Next, using the query shown in Listing 51, you will find out which indexes in the current database have the most fragmentation.
LISTING 51: Fragmentation information for all indexes
-- Get fragmentation info for all indexes
-- above a certain size in the current database
-- Note: This could take some time on a very large database
SELECT DB_NAME(database_id) AS [Database Name],
OBJECT_NAME(ps.OBJECT_ID) AS [Object Name],
i.name AS [Index Name], ps.index_id, index_type_desc,
avg_fragmentation_in_percent, fragment_count, page_count
FROM sys.dm_db_index_physical_stats(DB_ID(),NULL, NULL, NULL ,'LIMITED') AS ps
INNER JOIN sys.indexes AS i WITH (NOLOCK)
ON ps.[object_id] = i.[object_id]
AND ps.index_id= i.index_id
WHERE database_id= DB_ID()
AND page_count > 500
ORDER BY avg_fragmentation_in_percent DESC OPTION (RECOMPILE);
-- Helps determine whether you have fragmentation in your relational indexes
-- and how effective your index maintenance strategy is
This query returns every table and index in the
current database, ordered by average fragmentation level. It filters
out indexes that have fewer than 500 pages, as fragmentation in very
small tables is not something you typically have to worry about.
Depending on the size of your tables and indexes, and your hardware,
this query could take some time to run. This query uses the LIMITED
mode option (which is the default if no mode option is specified) when
it runs, so it will return less information, but take less time to run
than the DETAILED mode.
This query is useful because it can show you the
overall condition of your indexes as far as fragmentation goes
relatively quickly. Heavily fragmented indexes can reduce your I/O
performance and your query performance for some types of queries. It
can also increase the space required by your data files.
If you see indexes that have more than 10%
fragmentation, you need to decide whether to reorganize them or simply
rebuild them. Reorganizing an index is always an online operation, and
it can be stopped at any time. It can take longer than simply
rebuilding an index and it may not reduce the fragmentation as much as
rebuilding the index will. Rebuilding an index can be either an online
operation or an offline operation, depending on several factors. The
first factor is whether you have SQL Server Standard Edition or SQL
Server Enterprise Edition.
If you have Standard Edition, rebuilding an index
is always an offline operation. If you have Enterprise Edition, your
index rebuild operations can be online or offline depending on a few
more factors. With SQL Server 2012, you can rebuild clustered indexes
in online mode, regardless of what data types your table contains. With
earlier versions of SQL Server, you cannot rebuild a clustered index in
online mode if your table has any lob data types, such as nvarchar(max).

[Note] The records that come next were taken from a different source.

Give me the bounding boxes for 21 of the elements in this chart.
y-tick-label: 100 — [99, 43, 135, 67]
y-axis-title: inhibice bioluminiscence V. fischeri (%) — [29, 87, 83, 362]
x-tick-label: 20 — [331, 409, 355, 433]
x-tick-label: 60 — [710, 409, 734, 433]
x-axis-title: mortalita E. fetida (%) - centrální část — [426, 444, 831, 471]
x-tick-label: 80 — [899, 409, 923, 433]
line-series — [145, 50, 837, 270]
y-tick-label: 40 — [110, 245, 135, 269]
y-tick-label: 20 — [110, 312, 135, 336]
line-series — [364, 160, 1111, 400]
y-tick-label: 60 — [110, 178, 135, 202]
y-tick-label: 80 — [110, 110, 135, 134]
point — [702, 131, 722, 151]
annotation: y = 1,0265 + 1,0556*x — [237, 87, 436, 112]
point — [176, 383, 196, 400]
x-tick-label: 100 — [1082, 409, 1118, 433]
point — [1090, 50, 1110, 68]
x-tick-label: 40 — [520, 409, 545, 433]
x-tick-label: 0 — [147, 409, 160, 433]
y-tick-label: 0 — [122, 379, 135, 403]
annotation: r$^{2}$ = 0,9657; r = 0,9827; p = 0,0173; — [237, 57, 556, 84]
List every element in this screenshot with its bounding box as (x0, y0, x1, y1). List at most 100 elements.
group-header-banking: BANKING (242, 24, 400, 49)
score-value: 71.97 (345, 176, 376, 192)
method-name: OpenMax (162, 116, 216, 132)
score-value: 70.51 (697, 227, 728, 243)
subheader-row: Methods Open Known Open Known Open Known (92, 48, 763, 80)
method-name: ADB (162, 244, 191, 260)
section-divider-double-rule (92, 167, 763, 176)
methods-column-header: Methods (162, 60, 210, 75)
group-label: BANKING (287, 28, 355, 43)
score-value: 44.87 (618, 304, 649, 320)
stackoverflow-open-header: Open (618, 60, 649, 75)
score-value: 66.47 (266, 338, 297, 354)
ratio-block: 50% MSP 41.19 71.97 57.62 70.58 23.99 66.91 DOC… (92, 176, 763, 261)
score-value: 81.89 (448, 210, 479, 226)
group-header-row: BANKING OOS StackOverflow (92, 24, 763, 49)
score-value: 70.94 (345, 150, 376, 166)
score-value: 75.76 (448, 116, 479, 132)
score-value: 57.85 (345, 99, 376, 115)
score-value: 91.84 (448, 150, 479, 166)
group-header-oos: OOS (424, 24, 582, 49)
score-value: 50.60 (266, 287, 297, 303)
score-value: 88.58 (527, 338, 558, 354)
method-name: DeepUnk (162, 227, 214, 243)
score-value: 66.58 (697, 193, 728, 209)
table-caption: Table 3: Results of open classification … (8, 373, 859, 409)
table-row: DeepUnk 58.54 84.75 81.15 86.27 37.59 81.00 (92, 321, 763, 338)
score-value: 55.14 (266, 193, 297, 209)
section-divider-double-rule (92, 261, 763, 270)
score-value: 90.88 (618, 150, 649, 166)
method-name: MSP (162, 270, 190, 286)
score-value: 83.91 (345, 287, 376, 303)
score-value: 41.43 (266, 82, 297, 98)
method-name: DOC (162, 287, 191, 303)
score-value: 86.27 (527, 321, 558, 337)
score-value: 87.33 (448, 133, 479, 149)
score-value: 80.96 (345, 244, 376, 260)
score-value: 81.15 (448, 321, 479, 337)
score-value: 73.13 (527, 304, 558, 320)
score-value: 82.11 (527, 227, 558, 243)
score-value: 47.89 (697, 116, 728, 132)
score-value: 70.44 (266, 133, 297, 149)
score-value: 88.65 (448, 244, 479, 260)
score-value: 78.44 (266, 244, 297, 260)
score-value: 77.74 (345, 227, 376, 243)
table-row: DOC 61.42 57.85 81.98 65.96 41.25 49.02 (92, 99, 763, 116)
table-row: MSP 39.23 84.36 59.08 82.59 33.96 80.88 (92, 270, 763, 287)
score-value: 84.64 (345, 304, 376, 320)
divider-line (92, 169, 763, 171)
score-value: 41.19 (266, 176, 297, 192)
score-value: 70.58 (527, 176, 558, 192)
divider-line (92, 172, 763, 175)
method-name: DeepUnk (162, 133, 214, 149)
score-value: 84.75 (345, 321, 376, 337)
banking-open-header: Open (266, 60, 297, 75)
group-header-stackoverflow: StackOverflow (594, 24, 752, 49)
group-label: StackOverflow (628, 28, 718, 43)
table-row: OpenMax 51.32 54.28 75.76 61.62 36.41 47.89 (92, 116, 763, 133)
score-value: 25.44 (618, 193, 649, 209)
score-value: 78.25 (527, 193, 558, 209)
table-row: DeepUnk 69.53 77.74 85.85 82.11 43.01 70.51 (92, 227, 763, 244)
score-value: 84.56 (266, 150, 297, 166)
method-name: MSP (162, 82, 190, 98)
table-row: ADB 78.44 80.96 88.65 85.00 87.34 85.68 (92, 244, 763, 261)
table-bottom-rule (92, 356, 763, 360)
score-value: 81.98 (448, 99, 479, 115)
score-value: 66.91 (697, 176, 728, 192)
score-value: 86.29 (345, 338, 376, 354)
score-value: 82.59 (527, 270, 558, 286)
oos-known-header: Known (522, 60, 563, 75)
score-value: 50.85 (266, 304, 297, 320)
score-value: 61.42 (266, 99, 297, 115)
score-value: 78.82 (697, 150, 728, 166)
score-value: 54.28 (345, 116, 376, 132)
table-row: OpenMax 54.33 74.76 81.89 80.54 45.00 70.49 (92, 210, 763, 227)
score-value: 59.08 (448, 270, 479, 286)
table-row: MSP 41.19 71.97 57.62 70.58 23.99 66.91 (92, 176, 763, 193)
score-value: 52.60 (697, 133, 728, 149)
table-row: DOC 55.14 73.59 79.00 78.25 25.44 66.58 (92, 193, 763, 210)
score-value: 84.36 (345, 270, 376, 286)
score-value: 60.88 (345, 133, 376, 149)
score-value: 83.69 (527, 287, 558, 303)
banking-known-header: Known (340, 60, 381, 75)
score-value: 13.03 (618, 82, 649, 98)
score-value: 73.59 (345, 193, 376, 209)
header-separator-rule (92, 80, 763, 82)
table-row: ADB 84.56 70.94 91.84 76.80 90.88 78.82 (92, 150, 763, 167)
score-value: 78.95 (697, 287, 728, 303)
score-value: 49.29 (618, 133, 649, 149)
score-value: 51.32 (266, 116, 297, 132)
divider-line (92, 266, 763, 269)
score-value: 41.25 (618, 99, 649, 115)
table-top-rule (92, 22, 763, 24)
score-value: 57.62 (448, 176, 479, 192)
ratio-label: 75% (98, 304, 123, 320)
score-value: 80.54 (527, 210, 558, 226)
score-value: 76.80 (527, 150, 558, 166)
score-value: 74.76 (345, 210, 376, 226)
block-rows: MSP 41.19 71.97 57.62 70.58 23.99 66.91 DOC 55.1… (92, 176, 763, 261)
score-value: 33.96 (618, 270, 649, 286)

After you reorganize or rebuild indexes that are
heavily fragmented, you may free up a considerable amount of space
within your data file(s). The data file will still be the same size,
but more free space will be available. This is a good thing! Strongly
resist any urge you may have to shrink your data files to reclaim that
disk space. Shrinking data files is a very resource-intensive operation
that has the unfortunate side-effect of heavily fragmenting your
indexes. Do not let your system administrator or SAN administrator talk
you into shrinking data files or entire databases on a regular basis.
Finally, don’t make the common mistake
of simply rebuilding all your indexes on a regular basis, whether they
need it or not. This is a huge waste of resources on your database
server.